Thiruvananthapuram, Jan 31
As he approaches 81, Kerala Chief Minister Pinarayi Vijayan stands at a pivotal juncture in his political career. Having already scripted history by becoming Kerala’s first Chief Minister to secure two consecutive terms, Vijayan now faces a far more complex terrain -- one where authority, longevity, and voter fatigue intersect.

His rise to the top was itself unconventional.

In 2016, Vijayan did not lead the Left Democratic Front’s campaign; that role belonged to his arch-rival and senior leader V.S. Achuthanandan.

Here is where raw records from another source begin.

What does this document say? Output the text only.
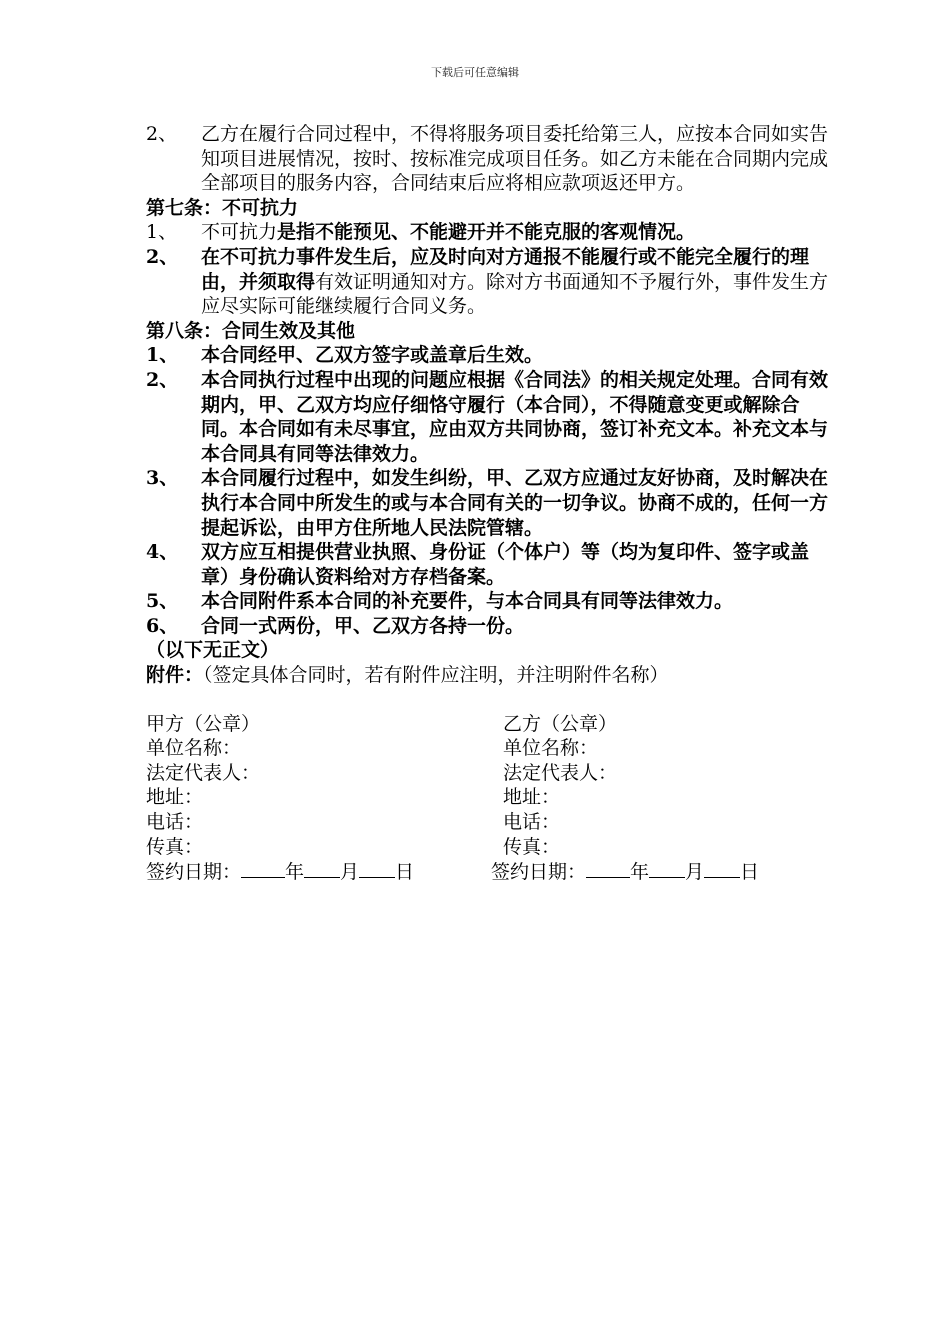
下载后可任意编辑
2、 乙方在履行合同过程中，不得将服务项目委托给第三人，应按本合同如实告知项目进展情况，按时、按标准完成项目任务。如乙方未能在合同期内完成全部项目的服务内容，合同结束后应将相应款项返还甲方。
第七条：不可抗力
1、 不可抗力是指不能预见、不能避开并不能克服的客观情况。
2、 在不可抗力事件发生后，应及时向对方通报不能履行或不能完全履行的理由，并须取得有效证明通知对方。除对方书面通知不予履行外，事件发生方应尽实际可能继续履行合同义务。
第八条：合同生效及其他
1、 本合同经甲、乙双方签字或盖章后生效。
2、 本合同执行过程中出现的问题应根据《合同法》的相关规定处理。合同有效期内，甲、乙双方均应仔细恪守履行（本合同），不得随意变更或解除合同。本合同如有未尽事宜，应由双方共同协商，签订补充文本。补充文本与本合同具有同等法律效力。
3、 本合同履行过程中，如发生纠纷，甲、乙双方应通过友好协商，及时解决在执行本合同中所发生的或与本合同有关的一切争议。协商不成的，任何一方提起诉讼，由甲方住所地人民法院管辖。
4、 双方应互相提供营业执照、身份证（个体户）等（均为复印件、签字或盖章）身份确认资料给对方存档备案。
5、 本合同附件系本合同的补充要件，与本合同具有同等法律效力。
6、 合同一式两份，甲、乙双方各持一份。
（以下无正文）
附件：（签定具体合同时，若有附件应注明，并注明附件名称）
甲方（公章）	乙方（公章）
单位名称：	单位名称：
法定代表人：	法定代表人：
地址：	地址：
电话：	电话：
传真：	传真：
签约日期： 年 月 日	签约日期： 年 月 日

Yet, once the results were declared, Vijayan swiftly emerged from the shadows, edged out the veteran leader, and assumed the chief minister’s office.

With Achuthanandan sidelined, Vijayan -- drawing on his long tenure as CPI(M) state secretary -- consolidated unprecedented control over both the party and the government. The long-held perception in Kerala politics that the party secretary wielded greater authority than the chief minister was decisively overturned.

The Covid-19 pandemic proved a crucial turning point. Vijayan leveraged crisis governance, welfare outreach, and an effective public communication strategy to establish a “new normal” of strong, centralised leadership. The distribution of food kits and a carefully curated administrative image helped neutralise the political fallout from the gold smuggling case, which saw his own principal secretary, M. Sivasankar, jailed.

In 2021, voters rewarded the Left Democratic Front with a resounding mandate, granting Vijayan a historic second term.

That second term, however, has been far less forgiving.

Vijayan, his son, and his daughter have all come under scrutiny from national investigative agencies, while the Sabarimala-linked gold case has sent four senior Left leaders to jail and continues to simmer politically. Concerns over Vijayan’s health, coupled with the first visible signs of dissent from his political stronghold of Kannur, have further dented his aura of invincibility.

Electoral setbacks have compounded the pressure. The Left’s poor performance in the December local body elections, the defection of three-time MLA Ayisha Potti to the Congress, and reports of grassroots-level desertions have unsettled the party organisation.

With Assembly elections approaching and a Congress-led UDF buoyed by recent gains, Vijayan -- despite talk within party circles of a “Vijayan 3” -- is, for the first time in years, visibly under strain.

The coming weeks will reveal whether Kerala’s most dominant chief minister can once again bend political gravity -- or finally be constrained by it.